Consider a locally compact group $\mathrm{G}$ and a left-invariant Haar measure $\lambda$ on it. Let $\mu$ be a probability measure. Suppose $f$ is a function continuous and bounded. Denote by $\Delta$ the modulus of the group $\mathrm{G}.$ I want to show that the function
$$(f \ast \mu)(x) = \int\limits_\mathrm{G} f(xs^{-1}) \Delta(s^{-1})\ d\mu(s)$$
is (1) defined everywhere, (2) continuous and (3) bounded.
EDIT: I am looking at the integral on a locally compact space, the usual way they handle this is by means of the Daniell integral. So, I guess the measures here are called Radon measures. In particular, they are regular (both inner and outer) and finite on every compact set. Also, if $\mathscr{A}_\mu$ denotes the $\mu$-integrable sets, then $\mathscr{A}_\mu$ contains the topology of $\mathrm{X}$ (remark $\mu$ is a probability measure, so there are no issues of infinite measure here).
In the main text the proof of the same statement is given for the convolution $\mu \ast f$ which is given by $$(\mu \ast f)(x) = \int\limits_\mathrm{G} f(s^{-1} x)\ d\mu(s).$$
I tried to immitate the proof, but the are problems that arise. The easiest way to illustrate this is when they show boundedness. For the case $\mu \ast f$ the author uses a well-known inequality and boundedness of $f$
$$|(\mu \ast f)(x)| \leq \int\limits_\mathrm{G} |f(s^{-1} x)|\ d\mu(s) \leq \|f\|,$$
since $\mu$ is a probability measure. Obviously, the same proof can't proceed for the convolution $f \ast \mu$ since one would get $$|(\mu \ast f)(x)| \leq \|f\| \int\limits_\mathrm{G} \Delta(s^{-1})\ d\mu(s)$$
and I don't think the modulus function is integrable.

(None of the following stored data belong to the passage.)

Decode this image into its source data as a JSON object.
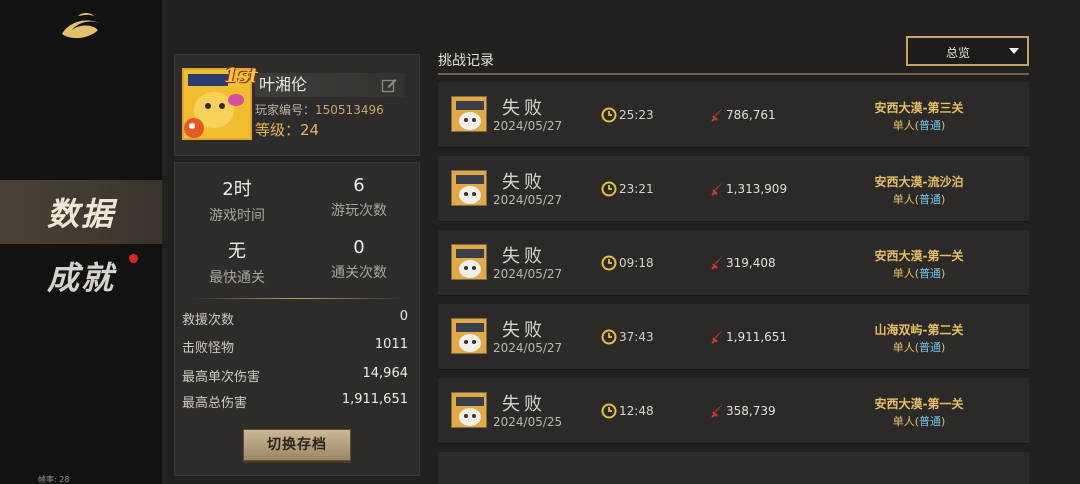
{
  "nav": {
    "items": [
      {
        "label": "数据",
        "active": true
      },
      {
        "label": "成就",
        "active": false,
        "has_notification": true
      }
    ],
    "fps_label": "帧率: 28"
  },
  "profile": {
    "rank_badge": "1st",
    "name": "叶湘伦",
    "id_label": "玩家编号：",
    "id_value": "150513496",
    "level_label": "等级：",
    "level_value": "24"
  },
  "stats": {
    "play_time_value": "2时",
    "play_time_label": "游戏时间",
    "play_count_value": "6",
    "play_count_label": "游玩次数",
    "fastest_clear_value": "无",
    "fastest_clear_label": "最快通关",
    "clear_count_value": "0",
    "clear_count_label": "通关次数",
    "rows": [
      {
        "label": "救援次数",
        "value": "0"
      },
      {
        "label": "击败怪物",
        "value": "1011"
      },
      {
        "label": "最高单次伤害",
        "value": "14,964"
      },
      {
        "label": "最高总伤害",
        "value": "1,911,651"
      }
    ],
    "switch_save_label": "切换存档"
  },
  "records": {
    "title": "挑战记录",
    "filter_selected": "总览",
    "items": [
      {
        "result": "失败",
        "date": "2024/05/27",
        "time": "25:23",
        "damage": "786,761",
        "stage": "安西大漠-第三关",
        "mode": "单人",
        "difficulty": "普通"
      },
      {
        "result": "失败",
        "date": "2024/05/27",
        "time": "23:21",
        "damage": "1,313,909",
        "stage": "安西大漠-流沙泊",
        "mode": "单人",
        "difficulty": "普通"
      },
      {
        "result": "失败",
        "date": "2024/05/27",
        "time": "09:18",
        "damage": "319,408",
        "stage": "安西大漠-第一关",
        "mode": "单人",
        "difficulty": "普通"
      },
      {
        "result": "失败",
        "date": "2024/05/27",
        "time": "37:43",
        "damage": "1,911,651",
        "stage": "山海双屿-第二关",
        "mode": "单人",
        "difficulty": "普通"
      },
      {
        "result": "失败",
        "date": "2024/05/25",
        "time": "12:48",
        "damage": "358,739",
        "stage": "安西大漠-第一关",
        "mode": "单人",
        "difficulty": "普通"
      }
    ]
  },
  "icons": {
    "logo": "swirl-logo-icon",
    "edit": "edit-icon",
    "clock": "clock-icon",
    "sword": "sword-icon",
    "dropdown": "chevron-down-icon"
  },
  "colors": {
    "gold_accent": "#c4a463",
    "stage_text": "#e7bf64",
    "difficulty_text": "#6cc6e8",
    "notification_dot": "#e02424"
  }
}
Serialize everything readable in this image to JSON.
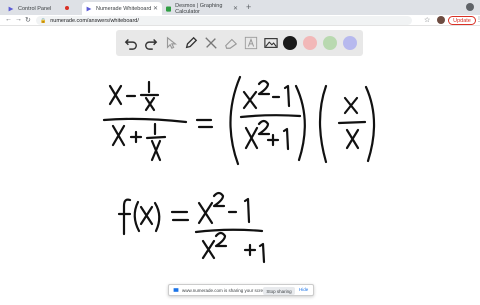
{
  "browser": {
    "tabs": [
      {
        "title": "Control Panel"
      },
      {
        "title": "Numerade Whiteboard"
      },
      {
        "title": "Desmos | Graphing Calculator"
      }
    ],
    "url": "numerade.com/answers/whiteboard/",
    "update_label": "Update"
  },
  "whiteboard": {
    "colors": [
      "#1a1a1a",
      "#f2b8b8",
      "#b9d9b0",
      "#b7b9ee"
    ]
  },
  "share": {
    "message": "www.numerade.com is sharing your screen.",
    "stop_label": "Stop sharing",
    "hide_label": "Hide"
  }
}
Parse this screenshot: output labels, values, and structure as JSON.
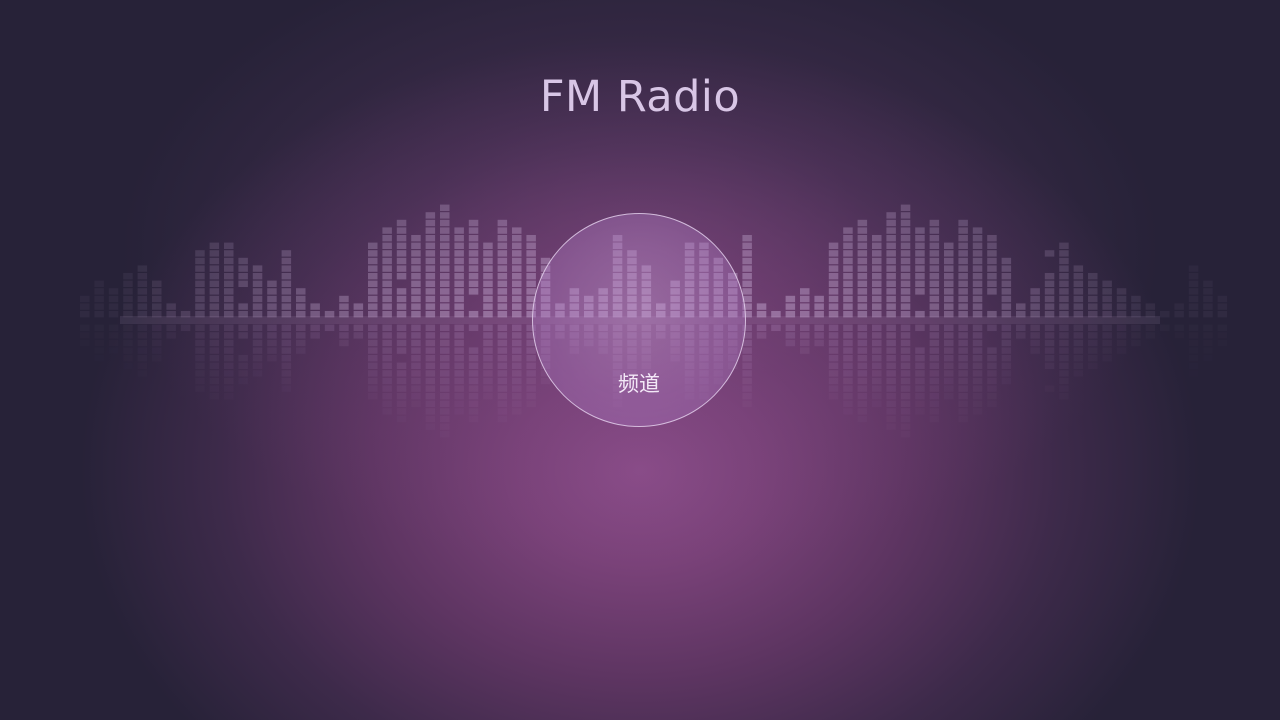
{
  "app": {
    "title": "FM Radio"
  },
  "channel_button": {
    "label": "频道"
  },
  "equalizer": {
    "bar_color": "#d7bfe6",
    "reflection_color": "#c9a6d8",
    "levels": [
      3,
      5,
      4,
      6,
      7,
      5,
      2,
      1,
      9,
      10,
      10,
      8,
      7,
      5,
      9,
      4,
      2,
      1,
      3,
      2,
      10,
      12,
      13,
      11,
      14,
      15,
      12,
      13,
      10,
      13,
      12,
      11,
      8,
      2,
      4,
      3,
      4,
      11,
      9,
      7,
      2,
      5,
      10,
      10,
      8,
      6,
      11,
      2,
      1,
      3,
      4,
      3,
      10,
      12,
      13,
      11,
      14,
      15,
      12,
      13,
      10,
      13,
      12,
      11,
      8,
      2,
      4,
      9,
      10,
      7,
      6,
      5,
      4,
      3,
      2,
      1,
      2,
      7,
      5,
      3
    ],
    "gaps": [
      [
        11,
        2
      ],
      [
        11,
        3
      ],
      [
        27,
        1
      ],
      [
        27,
        2
      ],
      [
        22,
        4
      ],
      [
        58,
        1
      ],
      [
        58,
        2
      ],
      [
        63,
        1
      ],
      [
        63,
        2
      ],
      [
        67,
        6
      ],
      [
        67,
        7
      ]
    ]
  },
  "colors": {
    "background_center": "#8c4d8a",
    "background_edge": "#232036",
    "title_text": "#d8c6e6",
    "button_border": "#eedef6"
  }
}
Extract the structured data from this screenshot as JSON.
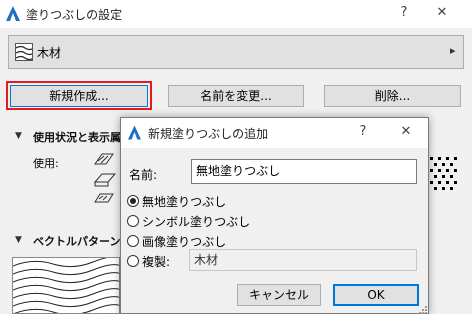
{
  "window": {
    "title": "塗りつぶしの設定",
    "help_label": "?",
    "close_label": "✕"
  },
  "fill_selector": {
    "name": "木材",
    "arrow": "▸"
  },
  "buttons": {
    "new": "新規作成...",
    "rename": "名前を変更...",
    "delete": "削除..."
  },
  "sections": {
    "usage_header": "使用状況と表示属",
    "usage_label": "使用:",
    "vector_header": "ベクトルパターンを"
  },
  "dialog": {
    "title": "新規塗りつぶしの追加",
    "help_label": "?",
    "close_label": "✕",
    "name_label": "名前:",
    "name_value": "無地塗りつぶし",
    "options": [
      {
        "label": "無地塗りつぶし",
        "checked": true
      },
      {
        "label": "シンボル塗りつぶし",
        "checked": false
      },
      {
        "label": "画像塗りつぶし",
        "checked": false
      },
      {
        "label": "複製:",
        "checked": false
      }
    ],
    "duplicate_value": "木材",
    "cancel_label": "キャンセル",
    "ok_label": "OK"
  },
  "colors": {
    "focus_outline": "#e8191c",
    "ok_border": "#0078d7",
    "app_icon": "#1f6fc5"
  }
}
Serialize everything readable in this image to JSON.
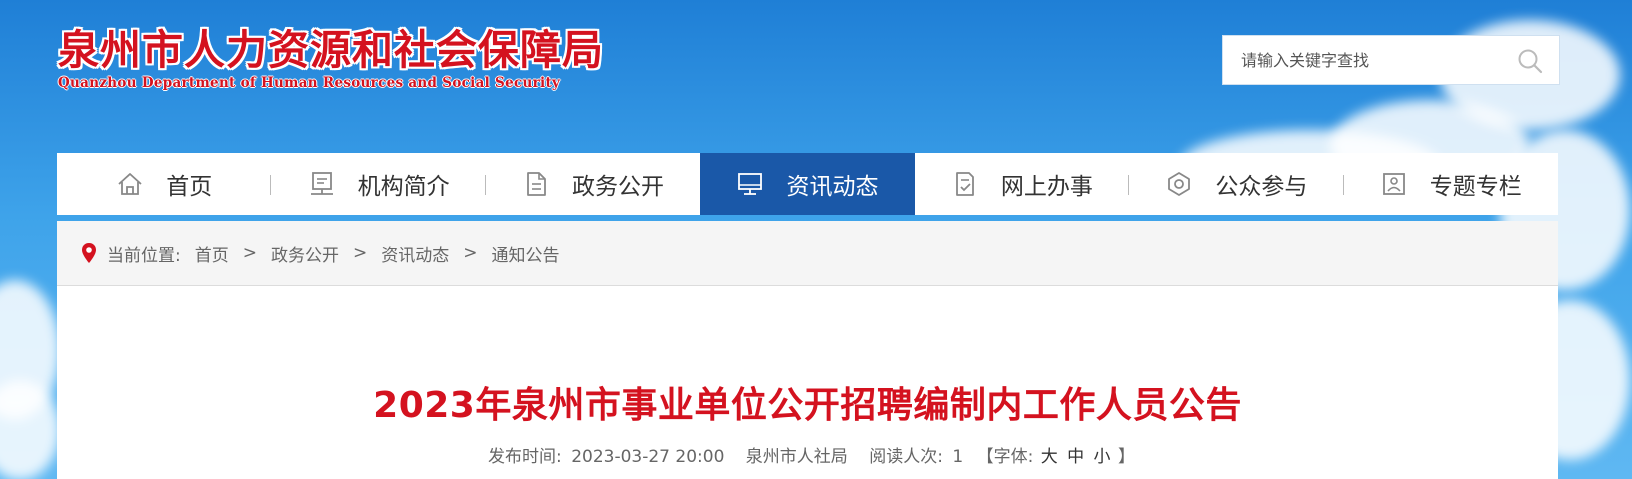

Any suggestions is greatly appreciated.
Best Answer
Too long for a comment:
You need some more assumptions on $f$ or on the measure $\mu$.
For example, for the function $f$ take the constant function $f \equiv 1$. Of course, this is continuous and bounded. For this choice of $f$ your question amounts to showing that the function $s \mapsto \Delta(s^{-1})$ is integrable with respect to any (suitable) probability measure.
The map $s \mapsto \Delta(s^{-1})$ is a group morphism to the multiplicative group of positive reals. Hence it is either constant (in this case the question is trivial) or unbounded. But for any unbounded function $h$ one can always find a probability measure on $G$ such that $h$ is not integrable with respect to this measure. The idea is to take a sequence $x_n \in G$ such that $|h(x_n)| > 2^n$, and define the measure $\mu = \sum_{n=1}^{\infty} 2^{-n} \delta_{x_n}$, where $\delta_x$ denotes the Dirac measure at $x$ (see e.g. here for some more details). Hence for such a probability measure the function $f * \mu$ as you defined it is identically infinite.
Maybe you wanted $f$ to be compactly supported? Or integrable with respect to $\lambda$?